Six jeunes Colombiens forment l’effectif 2024. Pour faire face à un programme de courses ambitieux avec des moyens très limités, le team ouvre ses portes à quelques autres coureurs étrangers, tels cette année le Britannique Théo Anderson, le danois Karl-Askel Tilly. Ainsi ce dimanche 7 juillet, le team Inca constituait l’ossature de la sélection départementale du Cantal, engagée sur le Tour du Carmausin Segala, quatrième manche de la coupe de France U 19. Karl-Askel Tilly termine huitième.
Sur d’autres épreuves, en raison de son effectif réduit, le team n’hésite pas à créer des ententes, comme cela fut fait sur la Sportbreizh avec l’AC Lanester. « Ce fut une très bonne expérience. Nous réussissions à communiquer en anglais », explique Lenny Cren.

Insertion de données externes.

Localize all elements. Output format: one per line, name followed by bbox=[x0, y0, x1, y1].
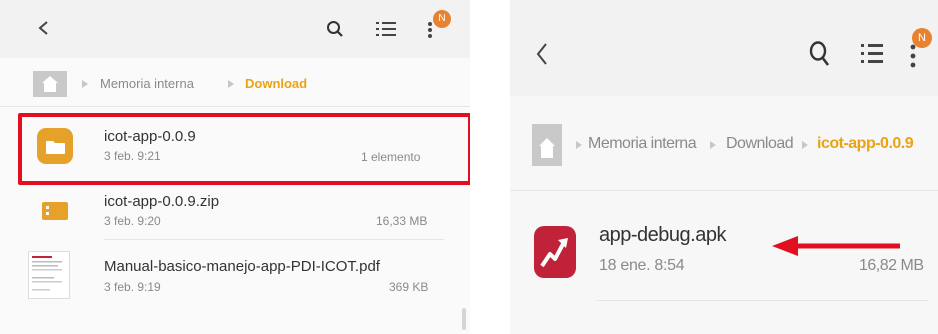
folder-icon bbox=[37, 128, 73, 164]
search-icon[interactable] bbox=[326, 20, 344, 38]
search-icon[interactable] bbox=[808, 40, 830, 66]
breadcrumb-download[interactable]: Download bbox=[245, 76, 307, 91]
breadcrumb-separator-icon bbox=[82, 80, 88, 88]
breadcrumb-separator-icon bbox=[228, 80, 234, 88]
breadcrumb-separator-icon bbox=[802, 141, 808, 149]
file-meta: 16,33 MB bbox=[376, 214, 428, 228]
file-name: Manual-basico-manejo-app-PDI-ICOT.pdf bbox=[104, 258, 380, 275]
file-meta: 16,82 MB bbox=[859, 257, 924, 274]
highlight-box bbox=[18, 113, 470, 185]
zip-file-icon bbox=[42, 202, 68, 220]
left-toolbar bbox=[0, 0, 470, 58]
file-date: 3 feb. 9:20 bbox=[104, 214, 161, 228]
divider bbox=[596, 300, 928, 301]
file-date: 3 feb. 9:21 bbox=[104, 149, 161, 163]
list-view-icon[interactable] bbox=[375, 20, 397, 38]
file-date: 3 feb. 9:19 bbox=[104, 280, 161, 294]
file-meta: 1 elemento bbox=[361, 150, 421, 164]
notification-badge: N bbox=[433, 10, 451, 28]
right-file-browser: N Memoria interna Download icot-app-0.0.… bbox=[510, 0, 938, 334]
breadcrumb-current-folder[interactable]: icot-app-0.0.9 bbox=[817, 135, 914, 153]
red-arrow-annotation bbox=[772, 236, 900, 256]
breadcrumb-separator-icon bbox=[710, 141, 716, 149]
breadcrumb-download[interactable]: Download bbox=[726, 135, 794, 153]
file-name: app-debug.apk bbox=[599, 224, 726, 246]
more-options-icon[interactable] bbox=[427, 20, 433, 40]
back-icon[interactable] bbox=[534, 40, 550, 68]
file-date: 18 ene. 8:54 bbox=[599, 257, 685, 274]
home-icon[interactable] bbox=[532, 124, 562, 166]
home-icon[interactable] bbox=[33, 71, 67, 97]
breadcrumb-internal-storage[interactable]: Memoria interna bbox=[100, 76, 194, 91]
back-icon[interactable] bbox=[36, 20, 50, 36]
scrollbar[interactable] bbox=[462, 308, 466, 330]
file-meta: 369 KB bbox=[389, 280, 429, 294]
file-name: icot-app-0.0.9.zip bbox=[104, 193, 220, 210]
breadcrumb-separator-icon bbox=[576, 141, 582, 149]
file-name: icot-app-0.0.9 bbox=[104, 128, 196, 145]
breadcrumb-internal-storage[interactable]: Memoria interna bbox=[588, 135, 697, 153]
divider bbox=[510, 190, 938, 191]
notification-badge: N bbox=[912, 28, 932, 48]
pdf-thumbnail-icon bbox=[28, 251, 70, 299]
apk-icon bbox=[534, 226, 576, 278]
more-options-icon[interactable] bbox=[910, 42, 916, 70]
list-view-icon[interactable] bbox=[860, 40, 884, 68]
left-file-browser: N Memoria interna Download icot-app-0.0.… bbox=[0, 0, 470, 334]
divider bbox=[0, 106, 470, 107]
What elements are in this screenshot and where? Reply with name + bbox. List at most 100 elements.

Intégrer des continentales développement
Depuis 2023, le team est entrainé par Paul Sauvage, 28 ans, ancien coureur du CC Etupes, du CR4C Roanne et les résultats suivent. Au mois de mai, Théo Anderson s’adjugeait le général du Tour du Pays d’Olliergues et Kevin Andres Estupinan Vargas (junior 1) terminait troisième. Juan Diaz Garcia a gagné la Classique Jean-Patrick Dubuisson au mois de mai. A cela il faut ajouter plusieurs top cinq.
Par le passé, des coureurs Inca ont brillé comme Jhon Jairo Alonso Ciprian, 3e de la Classique des Alpes en 2019. Il fut ensuite engagé par l’équipe espagnole Caja Rural - Seguros. En 2023, un autre Inca, Diomedez Velandia Florez rejoignait la Conti italienne Galina Ecotek Lucchini. Des expériences professionnelles sans vrais lendemains. L’objectif idéal selon Jean-Jacques Goullieux serait de trouver à ses coureurs un débouché dans les continentales développement des équipes World Tour pour qu’ils aient vraiment le temps de poursuivre leur cursus académique en bénéficiant d’un encadrement bien structuré. Histoire que l’aventure européenne de ces coureurs en devenir ne se limite pas seulement à six mois.